Up until now, scientists believed the tsetse fly was what stopped African herders from further migrating south of the Saharan desert but recent enamel studies show the tsetse fly did not influence African history.
The Sahara desert started to expand 5,500 years ago which meant herders needed to migrate towards the south in search of better environments for cattle raising. The migration apparently stopped 2,000 years ago. Up until now, the theory was that this winged disease-carrying creature was the obstacle that intervened in the process of moving south. Scientists believed both cattle and their herders had fallen victims of the illnesses caused by this fly: sleeping sickness and nagana.

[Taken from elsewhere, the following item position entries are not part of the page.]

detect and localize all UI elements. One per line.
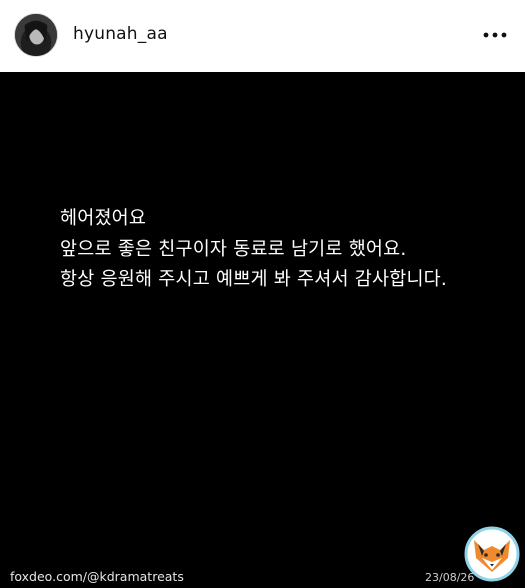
username[interactable]: hyunah_aa xyxy=(73,24,168,44)
avatar-image xyxy=(15,14,57,56)
more-options-button[interactable] xyxy=(481,24,509,46)
more-horizontal-icon xyxy=(483,32,507,38)
post-caption-image-text: 헤어졌어요 앞으로 좋은 친구이자 동료로 남기로 했어요. 항상 응원해 주시… xyxy=(60,204,447,296)
post-header: hyunah_aa xyxy=(0,0,525,72)
post-text-line-1: 헤어졌어요 xyxy=(60,208,147,229)
fox-logo-icon xyxy=(464,526,520,582)
post-text-line-3: 항상 응원해 주시고 예쁘게 봐 주셔서 감사합니다. xyxy=(60,269,447,290)
post-image[interactable] xyxy=(0,72,525,588)
avatar[interactable] xyxy=(14,13,58,57)
watermark-site: foxdeo.com/@kdramatreats xyxy=(10,569,184,584)
post-text-line-2: 앞으로 좋은 친구이자 동료로 남기로 했어요. xyxy=(60,238,407,260)
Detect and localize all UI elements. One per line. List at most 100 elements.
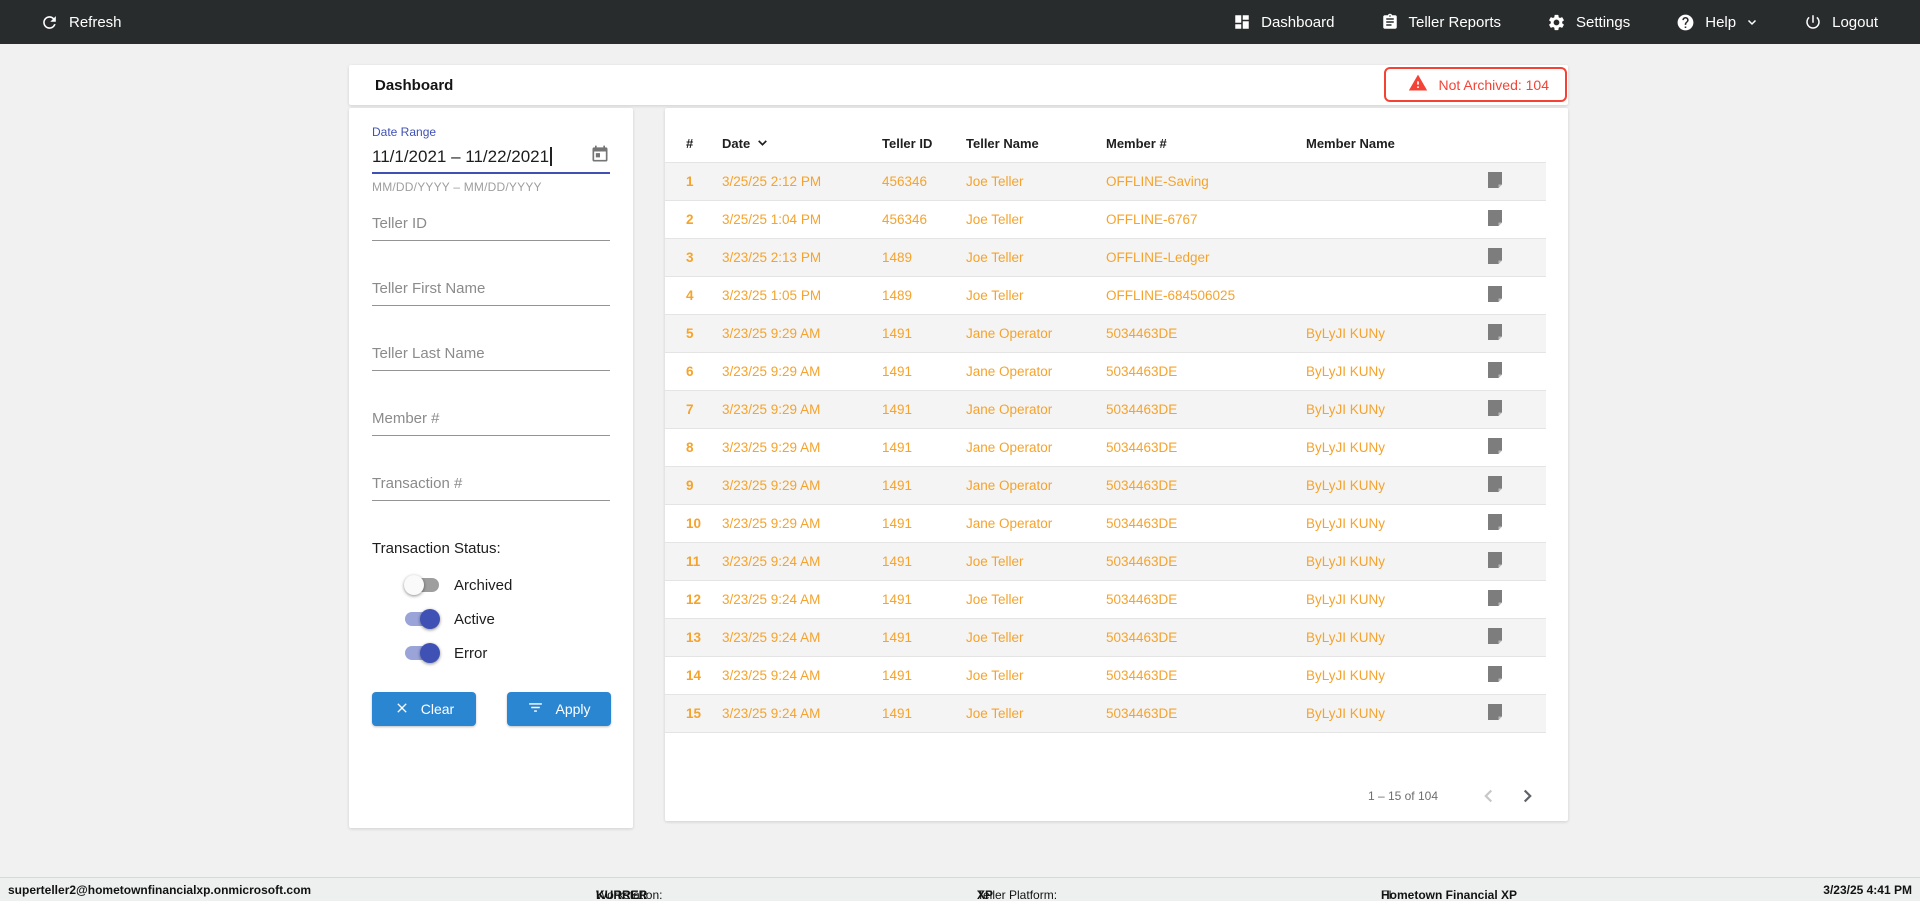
table-row[interactable]: 13 3/23/25 9:24 AM 1491 Joe Teller 50344… bbox=[665, 619, 1546, 657]
col-header-date[interactable]: Date bbox=[722, 136, 882, 152]
power-icon bbox=[1804, 13, 1822, 31]
date-range-label: Date Range bbox=[372, 125, 437, 139]
date-range-underline bbox=[372, 172, 610, 174]
gear-icon bbox=[1547, 13, 1566, 32]
nav-settings-label: Settings bbox=[1576, 13, 1631, 31]
nav-teller-reports[interactable]: Teller Reports bbox=[1381, 13, 1502, 31]
date-range-field[interactable]: 11/1/2021 – 11/22/2021 bbox=[372, 144, 610, 169]
dashboard-header: Dashboard Not Archived: 104 bbox=[349, 65, 1568, 105]
help-icon bbox=[1676, 13, 1695, 32]
teller-first-name-field bbox=[372, 280, 610, 308]
next-page-button[interactable] bbox=[1516, 785, 1538, 807]
teller-last-name-field bbox=[372, 345, 610, 373]
table-row[interactable]: 2 3/25/25 1:04 PM 456346 Joe Teller OFFL… bbox=[665, 201, 1546, 239]
workstation-value: KURRER bbox=[596, 888, 648, 901]
note-icon[interactable] bbox=[1487, 209, 1503, 230]
table-row[interactable]: 8 3/23/25 9:29 AM 1491 Jane Operator 503… bbox=[665, 429, 1546, 467]
note-icon[interactable] bbox=[1487, 323, 1503, 344]
table-row[interactable]: 1 3/25/25 2:12 PM 456346 Joe Teller OFFL… bbox=[665, 163, 1546, 201]
table-row[interactable]: 14 3/23/25 9:24 AM 1491 Joe Teller 50344… bbox=[665, 657, 1546, 695]
note-icon[interactable] bbox=[1487, 171, 1503, 192]
note-icon[interactable] bbox=[1487, 551, 1503, 572]
status-datetime: 3/23/25 4:41 PM bbox=[1823, 883, 1912, 897]
active-toggle[interactable] bbox=[404, 607, 440, 631]
teller-id-input[interactable] bbox=[372, 215, 610, 241]
archived-toggle-row: Archived bbox=[404, 573, 512, 597]
apply-button[interactable]: Apply bbox=[507, 692, 611, 726]
archived-toggle[interactable] bbox=[404, 573, 440, 597]
table-row[interactable]: 15 3/23/25 9:24 AM 1491 Joe Teller 50344… bbox=[665, 695, 1546, 733]
transaction-status-label: Transaction Status: bbox=[372, 540, 501, 557]
dashboard-icon bbox=[1233, 13, 1251, 31]
refresh-button[interactable]: Refresh bbox=[40, 13, 122, 32]
transactions-panel: # Date Teller ID Teller Name Member # Me… bbox=[665, 108, 1568, 821]
not-archived-label: Not Archived: 104 bbox=[1438, 76, 1549, 93]
nav-dashboard[interactable]: Dashboard bbox=[1233, 13, 1335, 31]
teller-id-field bbox=[372, 215, 610, 243]
warning-icon bbox=[1408, 73, 1428, 96]
apply-button-label: Apply bbox=[555, 701, 591, 717]
fi-value: Hometown Financial XP bbox=[1381, 888, 1518, 901]
table-row[interactable]: 9 3/23/25 9:29 AM 1491 Jane Operator 503… bbox=[665, 467, 1546, 505]
clear-button[interactable]: Clear bbox=[372, 692, 476, 726]
nav-teller-reports-label: Teller Reports bbox=[1408, 13, 1502, 31]
note-icon[interactable] bbox=[1487, 399, 1503, 420]
navbar-right: Dashboard Teller Reports Settings Help L… bbox=[1233, 13, 1878, 32]
page-title: Dashboard bbox=[375, 76, 454, 94]
date-range-value[interactable]: 11/1/2021 – 11/22/2021 bbox=[372, 147, 549, 167]
refresh-label: Refresh bbox=[69, 13, 122, 31]
nav-help[interactable]: Help bbox=[1676, 13, 1758, 32]
note-icon[interactable] bbox=[1487, 627, 1503, 648]
col-header-num[interactable]: # bbox=[686, 136, 722, 151]
note-icon[interactable] bbox=[1487, 589, 1503, 610]
date-range-hint: MM/DD/YYYY – MM/DD/YYYY bbox=[372, 180, 542, 194]
note-icon[interactable] bbox=[1487, 437, 1503, 458]
col-header-member-num[interactable]: Member # bbox=[1106, 136, 1306, 151]
nav-help-label: Help bbox=[1705, 13, 1737, 31]
calendar-icon[interactable] bbox=[590, 144, 610, 169]
nav-logout-label: Logout bbox=[1832, 13, 1878, 31]
note-icon[interactable] bbox=[1487, 285, 1503, 306]
member-number-input[interactable] bbox=[372, 410, 610, 436]
note-icon[interactable] bbox=[1487, 361, 1503, 382]
teller-first-name-input[interactable] bbox=[372, 280, 610, 306]
not-archived-badge[interactable]: Not Archived: 104 bbox=[1384, 67, 1567, 102]
clear-button-label: Clear bbox=[420, 701, 455, 717]
col-header-member-name[interactable]: Member Name bbox=[1306, 136, 1487, 151]
note-icon[interactable] bbox=[1487, 475, 1503, 496]
col-header-teller-name[interactable]: Teller Name bbox=[966, 136, 1106, 151]
note-icon[interactable] bbox=[1487, 703, 1503, 724]
member-number-field bbox=[372, 410, 610, 438]
active-toggle-row: Active bbox=[404, 607, 495, 631]
transaction-number-input[interactable] bbox=[372, 475, 610, 501]
nav-logout[interactable]: Logout bbox=[1804, 13, 1878, 31]
refresh-icon bbox=[40, 13, 59, 32]
table-row[interactable]: 12 3/23/25 9:24 AM 1491 Joe Teller 50344… bbox=[665, 581, 1546, 619]
nav-settings[interactable]: Settings bbox=[1547, 13, 1630, 32]
teller-last-name-input[interactable] bbox=[372, 345, 610, 371]
table-row[interactable]: 5 3/23/25 9:29 AM 1491 Jane Operator 503… bbox=[665, 315, 1546, 353]
note-icon[interactable] bbox=[1487, 513, 1503, 534]
table-row[interactable]: 10 3/23/25 9:29 AM 1491 Jane Operator 50… bbox=[665, 505, 1546, 543]
filter-icon bbox=[527, 699, 544, 719]
sort-desc-icon bbox=[756, 136, 769, 152]
chevron-down-icon bbox=[1746, 16, 1758, 28]
error-toggle[interactable] bbox=[404, 641, 440, 665]
previous-page-button[interactable] bbox=[1478, 785, 1500, 807]
table-row[interactable]: 7 3/23/25 9:29 AM 1491 Jane Operator 503… bbox=[665, 391, 1546, 429]
table-row[interactable]: 11 3/23/25 9:24 AM 1491 Joe Teller 50344… bbox=[665, 543, 1546, 581]
table-header-row: # Date Teller ID Teller Name Member # Me… bbox=[665, 125, 1546, 163]
note-icon[interactable] bbox=[1487, 665, 1503, 686]
app-window: Refresh Dashboard Teller Reports Setting… bbox=[0, 0, 1920, 901]
table-row[interactable]: 6 3/23/25 9:29 AM 1491 Jane Operator 503… bbox=[665, 353, 1546, 391]
text-caret bbox=[550, 147, 552, 166]
filter-panel: Date Range 11/1/2021 – 11/22/2021 MM/DD/… bbox=[349, 108, 633, 828]
col-header-teller-id[interactable]: Teller ID bbox=[882, 136, 966, 151]
top-navbar: Refresh Dashboard Teller Reports Setting… bbox=[0, 0, 1920, 44]
active-toggle-label: Active bbox=[454, 610, 495, 628]
transaction-number-field bbox=[372, 475, 610, 503]
table-row[interactable]: 3 3/23/25 2:13 PM 1489 Joe Teller OFFLIN… bbox=[665, 239, 1546, 277]
table-row[interactable]: 4 3/23/25 1:05 PM 1489 Joe Teller OFFLIN… bbox=[665, 277, 1546, 315]
note-icon[interactable] bbox=[1487, 247, 1503, 268]
error-toggle-row: Error bbox=[404, 641, 487, 665]
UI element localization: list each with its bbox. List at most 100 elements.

This theory is, however, wrong. According to the new study which was conducted on teeth belonging to 2000-year-old ancient animals (domestic and wild herbivores) from the Kenya Gogo Falls settlement there is another explanation.
Fiona Marshall, study co-author and professor of anthropology at Washington University in St. Louis explains how “the vegetation east of Lake Victoria was then much different than it is today”. She continued by saying that “ancient grassy environments may have provided an important corridor for herders moving into southern Africa.”
The tooth enamel analysis revealed that the animals were grazing on lush vegetation meaning there was a low probability for the tsetse fly to be present in such areas. As the animals and their herders were living on fertile land, eating from both domestic and wild food sources was an option, not a necessity.
Marshall considers that the study will “challenge existing models that explain the settlement’s diverse diet as a consequence of depressed livestock production related to tsetse flies”. This research brings forward a new theory according to which “herders may simply have interacted with hunter-gatherer groups already living in these areas, adapting to their foraging styles”. This means social interactions might have had a greater influence on the development of pastoralism in Eastern Africa than initially believed.
One of the changes that took place due to pastoral migrations was a mutation which allowed humans to drink milk of animal origin. Up until then, humans were able to drink only human milk.
This new study sheds new light upon various factors that contributed to the modern distribution of human and animal populations.